Sunday, August 20, 2017

Penentuan Tanggal dan venue Pernikahan

Setelah persiapan sebelum persiapan pernikahan, waktunya memulai persiapan yang sesungguhnya.
Jeng jengggg!
Tentu sebelum memulai hunting vendor, kita harus sudah punya bayangan mengenai waktu acara dong. Yakalik datang ke vendor kemudian ditanya 'buat kapan?', cuma bisa jawab 'eh anu nggg...'
Maka...tentukan waktunya dulu, baik untuk akad/pemberkatan maupun resepsi.

Tidak harus sudah spesifik tanggal kok. Tapi coba tentukan kisaran bulan dan hari yang diinginkan, dengan pertimbangan sebagai berikut :
- apakah harus di 'bulan besar'?
- kira-kira perlu persiapan berapa bulan sebelum hari H?
- apakah harus di tanggal-tanggal tertentu sesuai perhitungan adat?
- lebih baik di hari apa? mungkin jumat/sabtu.minggu?
Jangan lupa dibicarakan dengan keluarga kedua pihak yah.

Pengalaman saya dan pasangan, awalnya kami memutuskan untuk menikah sebelum bulan ulang tahun kami.

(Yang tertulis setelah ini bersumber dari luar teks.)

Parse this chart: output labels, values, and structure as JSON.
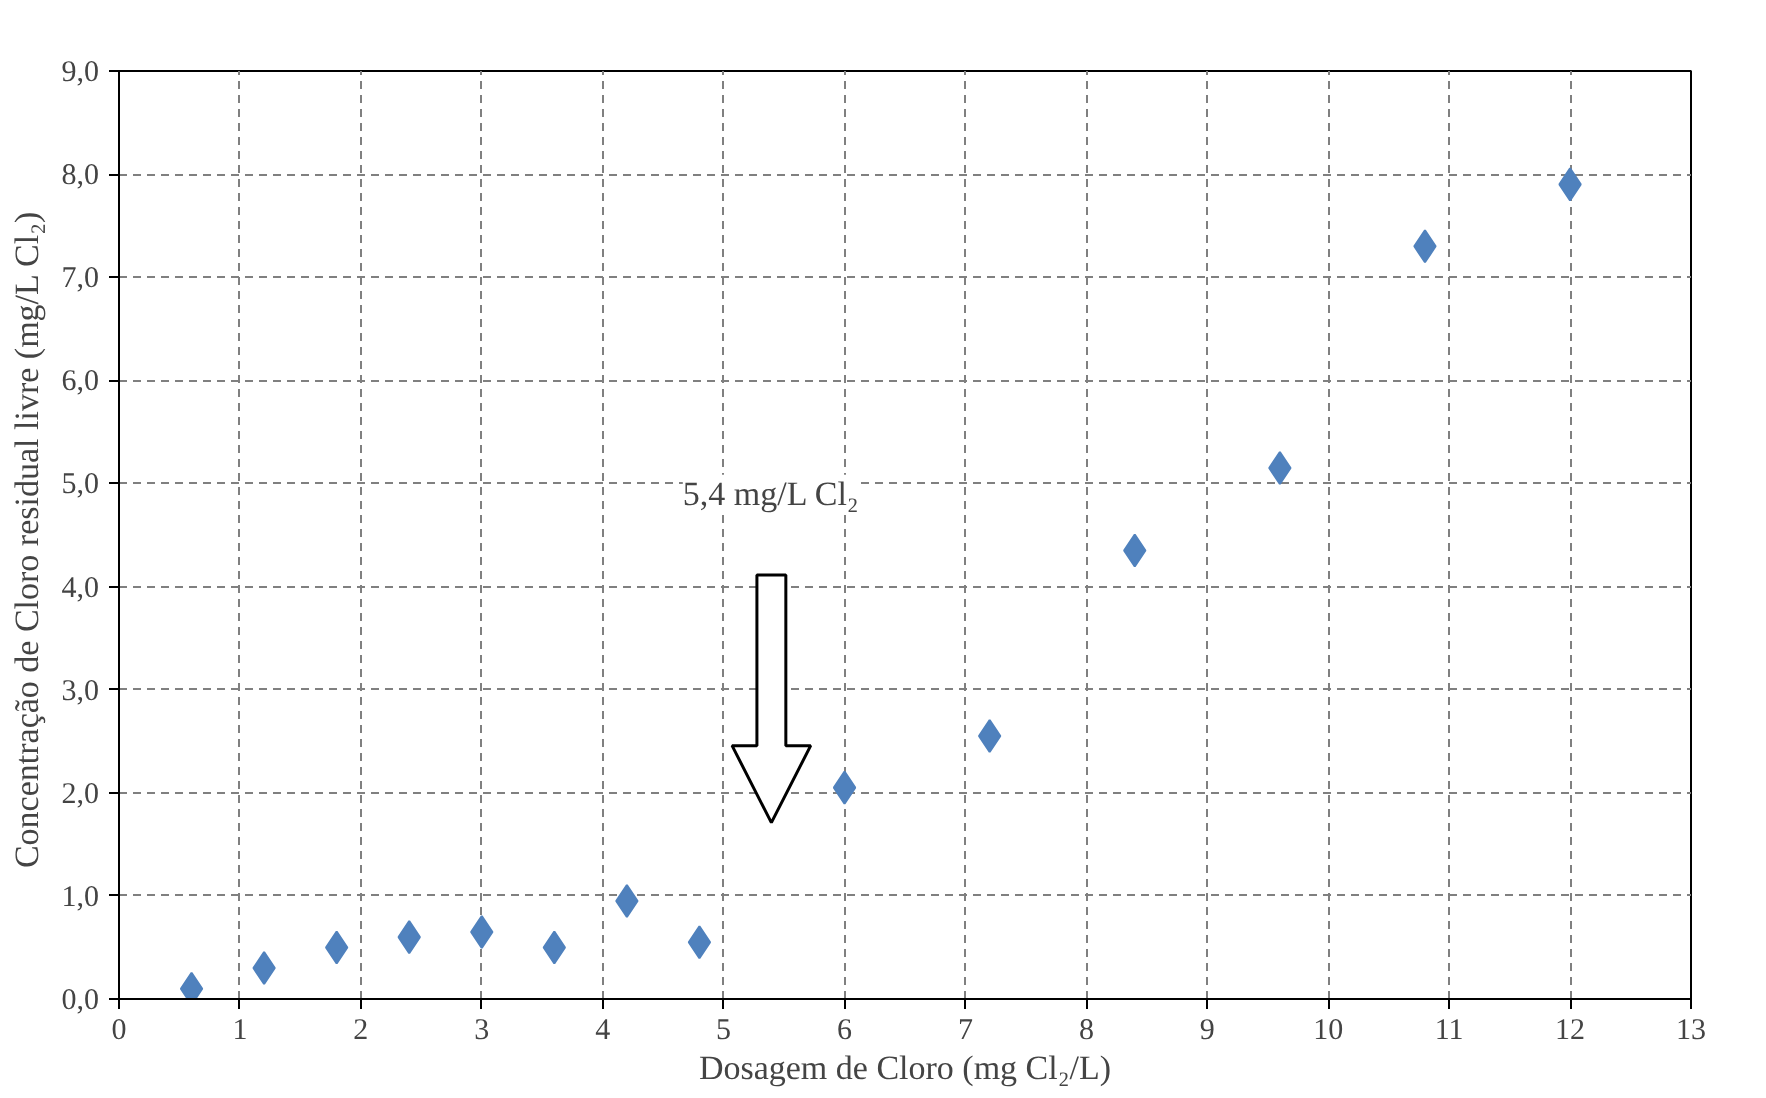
{
  "chart_data": {
    "type": "scatter",
    "xlabel": "Dosagem de Cloro (mg Cl₂/L)",
    "ylabel": "Concentração de Cloro residual livre (mg/L  Cl₂)",
    "x": [
      0.6,
      1.2,
      1.8,
      2.4,
      3.0,
      3.6,
      4.2,
      4.8,
      6.0,
      7.2,
      8.4,
      9.6,
      10.8,
      12.0
    ],
    "series": [
      {
        "color": "#4f81bd",
        "values": [
          0.1,
          0.3,
          0.5,
          0.6,
          0.65,
          0.5,
          0.95,
          0.55,
          2.05,
          2.55,
          4.35,
          5.15,
          7.3,
          7.9
        ]
      }
    ],
    "xlim": [
      0,
      13
    ],
    "xticks": [
      0,
      1,
      2,
      3,
      4,
      5,
      6,
      7,
      8,
      9,
      10,
      11,
      12,
      13
    ],
    "ylim": [
      0,
      9
    ],
    "yticks": [
      {
        "value": 0,
        "label": "0,0"
      },
      {
        "value": 1,
        "label": "1,0"
      },
      {
        "value": 2,
        "label": "2,0"
      },
      {
        "value": 3,
        "label": "3,0"
      },
      {
        "value": 4,
        "label": "4,0"
      },
      {
        "value": 5,
        "label": "5,0"
      },
      {
        "value": 6,
        "label": "6,0"
      },
      {
        "value": 7,
        "label": "7,0"
      },
      {
        "value": 8,
        "label": "8,0"
      },
      {
        "value": 9,
        "label": "9,0"
      }
    ],
    "annotations": [
      "5,4 mg/L Cl₂"
    ],
    "grid": true,
    "marker": "diamond"
  }
}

Simpel sekali kan?😝
Setelah dibicarakan dengan keluarga kedua pihak, akhirnya disepakati bahwa :
- menghindari bulan Suro (yes, we both are javanese )
- Baik akad maupun resepsi di hari Sabtu/Minggu, supaya keluarga jauh bisa hadir
- Akad dan resepsi pisah hari, supaya tidak terlalu capek
- hari yang terpilih adalah hari baik menurut penanggalan Jawa, namun tidak menggunakan perhitungan weton dll
- akad nikah di rumah saya (supaya lebih sakral), sedangkan resepsi di lokasi lain
- persiapan adalah sekitar 6 bulan setelah penentuan tanggal

Setelah itu, kita bisa mulai mencari venue sesuai dengan keputusan yang diambil. Sebaiknya siapkan waktu maksimal 2 minggu mulai hunting sampai dengan booking. Dan, siapkan beberapa opsi hari/tanggal untuk menyesuaikan dengan jadwal di venue.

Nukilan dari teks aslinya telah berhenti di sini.